Microscopic analysis of CaMV11P6-infected A. thaliana.
(A) Arabidopsis thaliana GFP1-10 leaves were analyzed by confocal fluorescence microscopy at 3 and 40 days after inoculation (dpi) with CaMV11P6. GFP fluorescence and chloroplast autofluorescence are presented in green and grey, respectively. The greenish spots in the leaf tissue at 3 dpi are not due to GFP since they also fluoresced in blue when excited at 405 nm. The inset in the third panel shows details of an 11P6 inclusion in which darker circular spots are visible (yellow arrows). (B) CaMVwt-infected tissue sections were immunolabeled (magenta) at 28 dpi using the antisera (αP2 or αP6) as indicated. The yellow arrows point to the stronger stained cortex of immunostained VFs, the inset presents details of a VF. (C) CaMV11P6-infected tissue was immunolabeled at 40 dpi using P2 antiserum (magenta) and 11P6 was visualized by fluorescence of the reconstituted split GFP (green). The inset shows a confocal single section of such a green fluorescing inclusion labeled with P6 antiserum (magenta). Note that only the cortex of the inclusion is labeled. The yellow arrows point to putative VF lacunae. Cell walls in (B) and (C) were stained with Fluorescent Brightener 28 and are presented in blue. All confocal images are maximum projections except where indicated. (D) and (E) Transmission electron micrographs presenting (D) a CaMVwt and (E) a CaMV11P6-infected cell, both fixed at 33 dpi. VF and TB designate virus factories and transmission bodies, respectively; yellow lines (labeled “VP”) and blue arrows point to virus particles and lacunae, respectively. Different microscopes were used for image acquisition in (D) and (E). Brightness and contrast were corrected to allow better comparison of the micrographs. Scale bars in (A) 50 μm for the overviews and 5 μm for the inset, in (B) and (C) 10 μm and in (D) and (E) 1 μm.
Fig 6.
Observation of CaMV11P6-transfected A. thaliana GFP1-10 protoplasts.

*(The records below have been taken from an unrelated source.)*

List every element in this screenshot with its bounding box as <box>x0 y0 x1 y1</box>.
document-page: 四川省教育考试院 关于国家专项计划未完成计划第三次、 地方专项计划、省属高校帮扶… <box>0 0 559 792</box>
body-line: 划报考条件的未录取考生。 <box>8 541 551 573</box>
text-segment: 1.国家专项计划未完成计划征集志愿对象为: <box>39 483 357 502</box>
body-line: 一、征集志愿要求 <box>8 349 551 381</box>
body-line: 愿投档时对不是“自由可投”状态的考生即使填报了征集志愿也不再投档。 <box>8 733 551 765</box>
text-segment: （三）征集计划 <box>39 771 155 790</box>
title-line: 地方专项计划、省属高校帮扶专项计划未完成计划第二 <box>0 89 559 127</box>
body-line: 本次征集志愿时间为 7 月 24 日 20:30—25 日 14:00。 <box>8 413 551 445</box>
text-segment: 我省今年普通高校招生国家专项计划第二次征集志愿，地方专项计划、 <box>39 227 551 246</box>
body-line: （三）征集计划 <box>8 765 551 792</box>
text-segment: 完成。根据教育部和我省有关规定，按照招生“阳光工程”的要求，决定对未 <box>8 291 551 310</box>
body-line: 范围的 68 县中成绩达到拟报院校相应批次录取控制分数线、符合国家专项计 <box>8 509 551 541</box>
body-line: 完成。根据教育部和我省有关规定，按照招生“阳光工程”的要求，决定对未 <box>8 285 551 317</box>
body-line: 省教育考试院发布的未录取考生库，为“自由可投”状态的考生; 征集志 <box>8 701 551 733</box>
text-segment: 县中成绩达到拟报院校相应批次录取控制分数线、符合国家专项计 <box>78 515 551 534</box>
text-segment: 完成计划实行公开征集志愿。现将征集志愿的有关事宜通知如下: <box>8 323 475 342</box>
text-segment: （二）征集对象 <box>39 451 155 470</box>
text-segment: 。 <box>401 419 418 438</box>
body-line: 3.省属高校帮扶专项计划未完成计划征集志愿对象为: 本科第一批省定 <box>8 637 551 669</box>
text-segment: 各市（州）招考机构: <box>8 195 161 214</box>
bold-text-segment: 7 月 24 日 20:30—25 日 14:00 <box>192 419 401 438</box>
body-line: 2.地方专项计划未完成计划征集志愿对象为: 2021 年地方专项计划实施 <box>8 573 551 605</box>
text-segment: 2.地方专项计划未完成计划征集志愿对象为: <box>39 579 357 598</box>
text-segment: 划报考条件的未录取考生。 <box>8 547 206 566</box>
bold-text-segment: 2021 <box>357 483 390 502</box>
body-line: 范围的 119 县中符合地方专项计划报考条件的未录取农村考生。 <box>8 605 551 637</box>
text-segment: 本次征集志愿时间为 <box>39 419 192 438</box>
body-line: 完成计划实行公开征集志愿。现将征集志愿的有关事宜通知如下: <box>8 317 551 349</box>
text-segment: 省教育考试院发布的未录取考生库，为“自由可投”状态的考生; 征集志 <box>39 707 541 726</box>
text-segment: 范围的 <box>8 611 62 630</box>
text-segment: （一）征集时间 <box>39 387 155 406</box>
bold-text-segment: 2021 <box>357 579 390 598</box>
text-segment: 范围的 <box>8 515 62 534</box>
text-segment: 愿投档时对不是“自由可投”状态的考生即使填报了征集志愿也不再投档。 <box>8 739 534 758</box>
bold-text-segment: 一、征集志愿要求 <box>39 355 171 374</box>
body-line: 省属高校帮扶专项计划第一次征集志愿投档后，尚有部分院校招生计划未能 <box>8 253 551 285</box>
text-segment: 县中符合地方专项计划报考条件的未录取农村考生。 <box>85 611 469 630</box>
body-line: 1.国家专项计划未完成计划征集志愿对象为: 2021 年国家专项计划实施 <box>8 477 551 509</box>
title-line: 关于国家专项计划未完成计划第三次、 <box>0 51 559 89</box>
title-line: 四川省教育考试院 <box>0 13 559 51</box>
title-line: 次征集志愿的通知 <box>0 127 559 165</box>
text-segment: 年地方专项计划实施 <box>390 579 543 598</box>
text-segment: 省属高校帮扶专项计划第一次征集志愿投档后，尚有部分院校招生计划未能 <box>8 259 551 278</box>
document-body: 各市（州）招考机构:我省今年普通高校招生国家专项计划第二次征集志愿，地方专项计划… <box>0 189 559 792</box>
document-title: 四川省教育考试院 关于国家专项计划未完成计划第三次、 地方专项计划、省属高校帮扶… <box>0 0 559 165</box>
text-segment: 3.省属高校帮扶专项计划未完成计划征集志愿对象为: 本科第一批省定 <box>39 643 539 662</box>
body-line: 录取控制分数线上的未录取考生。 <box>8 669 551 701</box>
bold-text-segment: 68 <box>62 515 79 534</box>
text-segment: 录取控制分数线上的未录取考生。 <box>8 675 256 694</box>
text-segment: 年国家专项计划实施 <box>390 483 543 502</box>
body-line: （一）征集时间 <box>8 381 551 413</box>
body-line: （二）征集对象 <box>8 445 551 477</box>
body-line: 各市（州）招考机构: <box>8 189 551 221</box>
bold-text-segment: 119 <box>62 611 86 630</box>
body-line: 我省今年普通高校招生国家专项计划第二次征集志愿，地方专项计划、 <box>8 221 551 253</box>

Protoplasts were transfected with infectious CaMV11P6 plasmid (A) or with CaMV11P6 virus particles (B), and observed 15 h later by confocal fluorescence microscopy. Protoplasts display fluorescent 11P6 foci (green spots indicated by yellow arrows) and weak cytosolic 11P6 label (blue arrow). The images shown in (A) or (B) are from the same protoplast. The left panels present optical single sections, the right panels maximum projections, and the middle panels bright field illumination images. Chloroplasts are presented in magenta. Scale bars in all panels represent 10 μm.
Fig 7.
Cell lysates, prepared from non-infected controls (non-inf.) or CaMV11P6-infected A. thaliana GFP1-10 plants (11P6), were incubated with magnetic beads with immobilized anti-GFP nanobodies. Total cell extracts (Total) or proteins retained on the beads (Beads) were separated on different gels by SDS-PAGE and analyzed by Coomassie Blue staining or Western blotting. (A) Coomassie blue staining reveals proteins with molecular masses of approximately 65 kD and 25 kD from CaMV11P6-infected but not from healthy control lysate. The weakly stained 55 kD and 15 kD proteins visible in the healthy control probably represent carried-over small and large chain RuBisCO subunits, respectively. (B) Membranes were cut in two and revealed for P6 (upper blots) or GFP (lower blots). This allowed to identify the 65 kD protein as 11P6 and the 25 kD protein as GFP1-10.